I haven't had an issue with a hallucination in many months. They are typically a solved problem if you can use some sort of linter / static analysis tool. You tell the agent to run your tool(s) and fix all the errors. I am not familiar with PowerShell at all, but a quick GPT tells me that there is PSScriptAnalyzer, which might be good for this.

That being said, it is possible that PowerShell is too far off the beaten path and LLMs aren't good at it. Try it again with something like TypeScript - you might change your mind.


im unconvinced that you can learn to use it well while its moving so quickly.

whatever you learn now is going to be invalid and wasteful in 6 months


Who cares if it’s better in 6 months if you find it useful today?

And I reject that anything you learn today will be invalid. It’ll be a base of knowledge that will help you understand and adopt new tools.


It can also backfire and sometimes give you absolute made-up nonsense. Or waste your whole day moving in a circle around a problem.


I’m not so sure. Just think about coding assistants with MCP based tools. I can use multiple different models in GitHub Copilot and get good results with similarly capable models.

Siri’s functionality and OS integration could be exposed in a similar, industry-standard way via tools provided to the model.

Then any other model can be swapped in quite easily. Of course, they may still want to do fine tuning, quantization, performance optimization for Apple’s hardware, etc.

But I don’t see why the actual software integration part needs to be difficult.


> But I don’t see why the actual software integration part needs to be difficult.

That’s not the issue. The issue is that once Gemini is in place as the intelligence behind Siri, the bar is now much higher than today and so you have to be more careful if you consider replacing Gemini, because you’re as likely as not to make Siri worse. Maybe more likely to make it worse.


Oh well that’s a good problem to have, isn’t it? Siri being so good that they don’t want to mess it up.

That gives them plenty of runway to test and optimize new models internally before release and not feel like they need to rush them out because Siri sucks.


Email seems like not only a pretty terrible training data set, since most of it is marketing spam with dubious value, but also an invasion of privacy, since information could possibly leak about individuals via the model.

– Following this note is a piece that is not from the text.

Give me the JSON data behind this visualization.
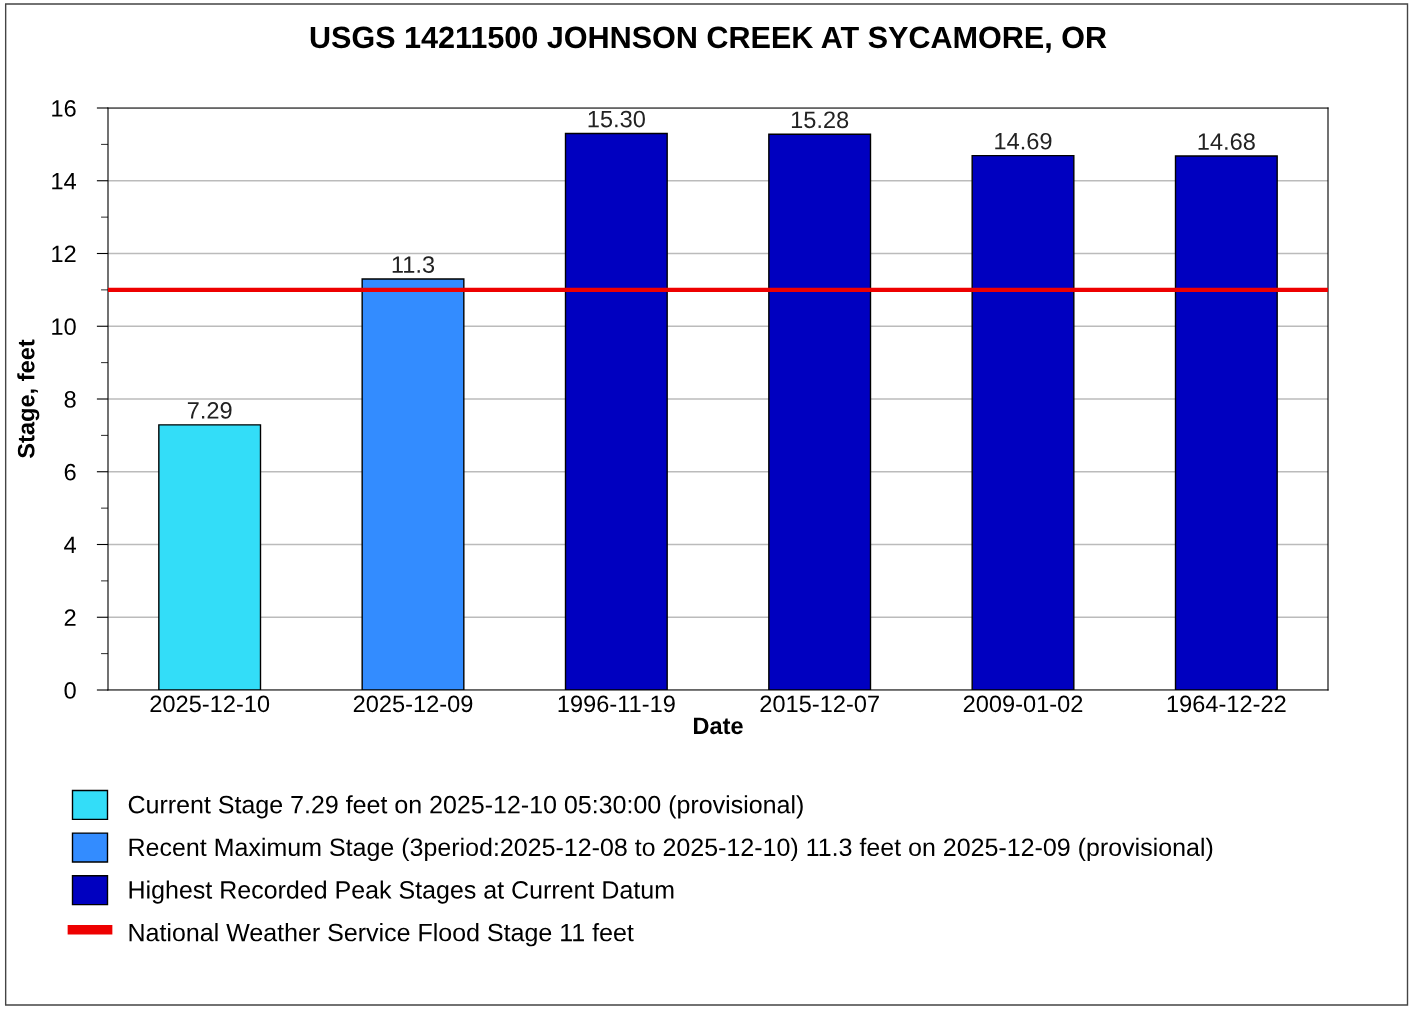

> Email seems like not only a pretty terrible training data set, since most of it is marketing spam with dubious value

Google probably even has an advantage there: filter out everything except messages sent from valid gmail account to valid gmail account. If you do that you drop most of the spam and marketing, and have mostly human-to-human interactions. Then they have their spam filters.


I'd upgrade that "probably" leak to "will absolutely" leak, albeit with some loss of fidelity.

Imagine industrial espionage where someone is asking the model to roleplay a fictional email exchange between named corporate figures in a particular company.